Bu tür dostlardan öğreneceğim bir şey var ise o da neyin yapılmaması gerektiğidir.

Özetle söylemem gerekirse, hazırladığım bir çalışma hakkında dostun görüşünü sordum. Önemsiyorum. Çünkü bir bilinmeze yelken açıyorum sanki. Ulaşabilirsem oralarda biryerlerde dostlarla beraber olabilirim, ulaşabilenlerle…

Hazırladığım slaytın her cümlesinde değil, belki kelimesinde de değil, her harfinde sonsuzluğa açılan bir yol var. Hayatın içinden kopmama gayretiyle. Çünkü sonsuzluk bir hedef, bir bakış açısı olabilir ancak adımlarımız ile anlamlı. Düşe kalka, bir çocuk saflığı, merakı, denemeleri…

Yok, diyor soruyorsan dinleyeceksin. Allah diyeceksin, kulluk, ibadet vs. Kaynaklarda da yazılmış zaten. Neden uğraşıyorsun ki öyle sonsuzluk falan, ne bulacaksın orada? Niyetini bilemem ama hissettiğim duygular bunlar. Beynime sığdırdığım kainatı, insanı, insanlığımı yazıyorum yazılarımda. Kendi kelimelerimle. Birisi çıkıverse, yanlışsın dese ve kendi tezini sürse önüme, dünyaları bana bağışlamış olacak, ama…

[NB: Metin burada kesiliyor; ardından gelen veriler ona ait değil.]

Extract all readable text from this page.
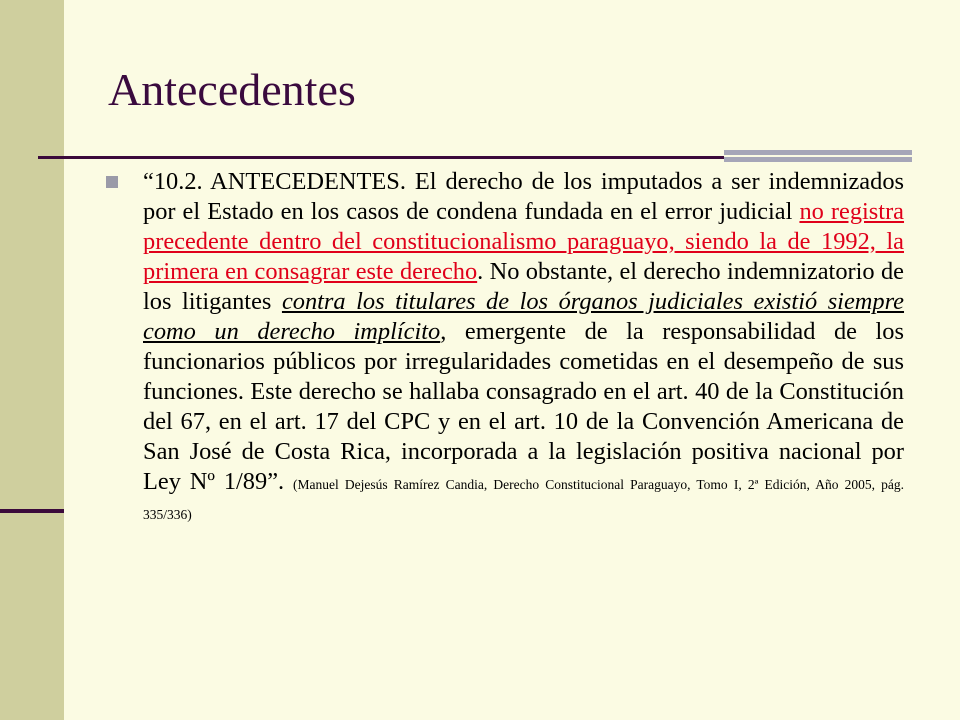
Antecedentes

“10.2. ANTECEDENTES. El derecho de los imputados a ser indemnizados por el Estado en los casos de condena fundada en el error judicial no registra precedente dentro del constitucionalismo paraguayo, siendo la de 1992, la primera en consagrar este derecho. No obstante, el derecho indemnizatorio de los litigantes contra los titulares de los órganos judiciales existió siempre como un derecho implícito, emergente de la responsabilidad de los funcionarios públicos por irregularidades cometidas en el desempeño de sus funciones. Este derecho se hallaba consagrado en el art. 40 de la Constitución del 67, en el art. 17 del CPC y en el art. 10 de la Convención Americana de San José de Costa Rica, incorporada a la legislación positiva nacional por Ley Nº 1/89”. (Manuel Dejesús Ramírez Candia, Derecho Constitucional Paraguayo, Tomo I, 2ª Edición, Año 2005, pág. 335/336)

Bilmiyorum, gerçekten bilmiyorum. Bilen söylemez, demişler ama ben bilsem söylerim.

Sonsuzluğa ulaşma, sonsuzlukta yaşama nasıl bir şey olur, sadece tefekkür ediyorum. İyi ve kötü diye bir şey olmamalı mesela, çirkin ve güzel yoktur. İman bile yoktur denebilir. Ama ne vardır, bilmiyorum.

Sonsuzluk… Soyut bir kavram olarak ütopyalarımızı süslemekle yetinmediğimizde anlarız ki, tüm arzularımız, problemlerimiz için tek çözüm budur. Herkesin aradığı şey budur çünkü. Bazılarımız içinde, kendi öz benliğinde arar, bazılarımız ise bulmuş olanların atmosferinde nefes almakla yetinir. Tercihleri kritik etmek hakkımız değil.

Çünkü sonsuzluğa ulaşmadan sevemeyiz, veremeyiz, affedemeyiz, dinletemeyiz. Hasbelkader bir hadiseye el atsak çözümlerimiz bazılarını memnun ederken bazılarını isyanlara sürükleyebilir.

Rahatsız olduğum şey nedir sizce? Dostumun benimle muhatap olmak yerine referans göstermesi mi? Kendi düşüncelerini aktarmayı tercih etmemesi mi yani. Aktardığı pasajlar benim sorularıma cevap olabilir mi? O kitapları yazanlara sorularımı sormuş olsam nasıl bir cevap alırdım ki? Başkalarından alınan cevaplar ile yürekler sakinleşebilir mi?

İçerik ne olursa olsun, iletişimin en temel kuralını görüyor, tecrübe ediyorum. Anlamadan anlatamayız. Anladım mesajı vermeden muhatabımızın dinlemesini bekleyemeyiz. Güldüm. Trajikomik çünkü. Ama halimiz bu.

Anlamadan neyi anlatıyoruz yahu! Veya sonsuzluğu hedeflemeden anlamak mümkün olabilir mi?